News

March 15, 2016

Tempe hospital: Surge in heroin overdoses sets a state record

Source: Wrangler News

Special report by Joyce Coronel

Tempe is like many college towns: a sprawling campus, lively nightlife and a network of bike lanes. But there’s something else going on here too, something that often goes unseen. Not far from the center of town stands Tempe St. Luke’s Hospital, a community facility that’s been serving the area for 60 years.

Last year, Tempe St. Luke’s had the state’s fourth-highest number of admissions for heroin overdoses. The most recent statistics from the Centers for Disease Control indicate heroin use in the U.S. has jumped 90 percent from 2002-2013.

Chip Coffey, director of therapy services at St. Luke’s Behavioral Health Services, spoke to Wrangler News about the myth that heroin addiction doesn’t happen to “nice people in nice neighborhoods.”

“What we’re doing is projecting an image,” Coffey said. “We don’t want the people who are using heroin to look much like us.”
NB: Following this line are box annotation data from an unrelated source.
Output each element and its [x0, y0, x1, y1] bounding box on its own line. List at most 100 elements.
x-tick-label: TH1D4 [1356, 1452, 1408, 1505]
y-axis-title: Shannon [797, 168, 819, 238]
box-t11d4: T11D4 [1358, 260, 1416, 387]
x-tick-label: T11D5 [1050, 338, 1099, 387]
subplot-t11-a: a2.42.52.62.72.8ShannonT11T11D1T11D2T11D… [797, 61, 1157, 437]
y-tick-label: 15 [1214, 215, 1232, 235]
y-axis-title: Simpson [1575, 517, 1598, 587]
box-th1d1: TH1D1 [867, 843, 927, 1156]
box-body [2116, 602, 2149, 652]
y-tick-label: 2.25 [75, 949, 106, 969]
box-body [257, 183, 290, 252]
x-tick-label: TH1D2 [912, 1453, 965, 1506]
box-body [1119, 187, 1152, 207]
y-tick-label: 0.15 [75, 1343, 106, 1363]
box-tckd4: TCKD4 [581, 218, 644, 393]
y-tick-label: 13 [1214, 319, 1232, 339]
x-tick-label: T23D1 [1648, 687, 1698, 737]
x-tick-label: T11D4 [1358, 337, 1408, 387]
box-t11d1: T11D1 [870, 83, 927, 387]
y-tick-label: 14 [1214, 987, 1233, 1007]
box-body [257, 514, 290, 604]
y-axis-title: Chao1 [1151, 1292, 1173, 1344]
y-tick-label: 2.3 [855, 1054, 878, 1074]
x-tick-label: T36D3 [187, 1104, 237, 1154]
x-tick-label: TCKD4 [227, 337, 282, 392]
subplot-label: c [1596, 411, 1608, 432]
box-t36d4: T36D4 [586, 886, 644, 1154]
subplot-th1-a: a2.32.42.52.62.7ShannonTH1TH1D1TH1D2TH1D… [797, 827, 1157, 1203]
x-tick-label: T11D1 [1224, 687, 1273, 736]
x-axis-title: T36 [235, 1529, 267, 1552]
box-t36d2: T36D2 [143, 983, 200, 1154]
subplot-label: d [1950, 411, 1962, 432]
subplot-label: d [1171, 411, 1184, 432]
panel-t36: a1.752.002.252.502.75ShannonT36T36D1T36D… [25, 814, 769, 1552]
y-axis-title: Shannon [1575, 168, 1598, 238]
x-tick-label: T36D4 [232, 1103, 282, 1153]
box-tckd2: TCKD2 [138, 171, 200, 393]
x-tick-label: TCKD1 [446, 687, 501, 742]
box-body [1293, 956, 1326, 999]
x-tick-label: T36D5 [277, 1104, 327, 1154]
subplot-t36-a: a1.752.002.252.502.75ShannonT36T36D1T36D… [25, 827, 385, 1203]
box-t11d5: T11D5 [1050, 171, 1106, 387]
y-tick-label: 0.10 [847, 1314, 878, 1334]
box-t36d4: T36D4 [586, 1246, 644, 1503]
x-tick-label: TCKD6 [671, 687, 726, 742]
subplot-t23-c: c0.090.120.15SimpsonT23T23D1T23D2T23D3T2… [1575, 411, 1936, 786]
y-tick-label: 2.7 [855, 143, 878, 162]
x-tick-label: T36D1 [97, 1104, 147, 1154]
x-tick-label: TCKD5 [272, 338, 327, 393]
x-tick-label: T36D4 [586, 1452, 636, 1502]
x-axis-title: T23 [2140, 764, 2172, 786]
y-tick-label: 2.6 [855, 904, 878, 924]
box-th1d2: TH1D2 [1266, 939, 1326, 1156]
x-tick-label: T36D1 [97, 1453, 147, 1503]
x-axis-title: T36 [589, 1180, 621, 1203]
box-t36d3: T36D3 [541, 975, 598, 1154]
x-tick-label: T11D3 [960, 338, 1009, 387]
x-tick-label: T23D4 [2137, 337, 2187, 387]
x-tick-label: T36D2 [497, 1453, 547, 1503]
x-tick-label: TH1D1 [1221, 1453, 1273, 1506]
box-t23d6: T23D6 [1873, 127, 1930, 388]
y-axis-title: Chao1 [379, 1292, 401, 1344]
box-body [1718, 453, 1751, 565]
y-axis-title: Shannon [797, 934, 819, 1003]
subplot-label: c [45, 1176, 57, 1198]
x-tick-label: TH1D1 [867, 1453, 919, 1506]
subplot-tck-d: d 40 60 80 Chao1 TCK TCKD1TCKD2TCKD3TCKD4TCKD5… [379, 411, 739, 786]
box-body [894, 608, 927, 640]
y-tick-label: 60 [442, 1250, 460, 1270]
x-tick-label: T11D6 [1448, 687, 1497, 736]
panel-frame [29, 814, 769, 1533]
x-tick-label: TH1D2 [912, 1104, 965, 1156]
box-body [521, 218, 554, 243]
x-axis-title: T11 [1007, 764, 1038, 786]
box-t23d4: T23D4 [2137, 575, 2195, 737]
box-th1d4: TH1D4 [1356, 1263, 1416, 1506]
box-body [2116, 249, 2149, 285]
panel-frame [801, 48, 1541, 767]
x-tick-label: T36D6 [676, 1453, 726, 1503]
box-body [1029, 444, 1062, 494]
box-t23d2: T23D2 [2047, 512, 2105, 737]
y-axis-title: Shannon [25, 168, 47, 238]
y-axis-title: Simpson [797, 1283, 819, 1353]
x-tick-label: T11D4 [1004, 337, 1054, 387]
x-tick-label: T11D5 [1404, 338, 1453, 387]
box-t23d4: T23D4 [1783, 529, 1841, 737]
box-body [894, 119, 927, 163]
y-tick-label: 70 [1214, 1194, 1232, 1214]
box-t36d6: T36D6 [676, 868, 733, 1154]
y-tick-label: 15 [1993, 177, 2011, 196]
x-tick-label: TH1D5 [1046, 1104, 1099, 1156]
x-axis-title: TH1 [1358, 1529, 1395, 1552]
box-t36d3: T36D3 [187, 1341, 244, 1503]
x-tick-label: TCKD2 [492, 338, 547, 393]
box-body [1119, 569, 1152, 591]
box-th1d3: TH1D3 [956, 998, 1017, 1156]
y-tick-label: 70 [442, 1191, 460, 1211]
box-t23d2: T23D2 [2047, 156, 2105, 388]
Many addicts, Coffey said, start out on prescription opiates like OxyContin. That includes teenagers swiping pills from their parents’ medicine cabinet and adults who were prescribed the drugs and then got hooked. Once their doctor won’t prescribe anymore, they transition to heroin.

He recalled a woman he described as a “PTA mom” who became a heroin addict after a back injury that led to an addiction to prescription painkillers. Eventually she graduated to heroin, but never saw herself as “one of those people.”

“Part of the issue in treating her was that she could not see that she had a problem,” Coffey said. St. Luke’s keeps recovery groups mixed, he said, with blue collar laborers sitting beside professionals. “People need to see that.”

“In the Tempe area, in Guadalupe, it’s a matter of a few minutes and you can find some heroin,” Coffey said.

Paul, a Tempe man in recovery for heroin addiction, said he began using the drug at 19, launching a decade-long ordeal, becoming homeless at one point and landing in jail on numerous occasions. He was in and out of area hospitals for years to treat overdoses and the infections that result from dirty needles pushing through dirty skin. At one point, he almost lost his arm to an abscess.

Scott, a local homeless man, has battled drug addiction.“I didn’t ever want to be sober. Drugs gave me the relief and made my life bearable,” Paul said. It was a life that revolved around the quest to get his next fix. You can buy a hit for three bucks on street, he said, but in the throes of addiction, he needed more than $100 a day to maintain his habit.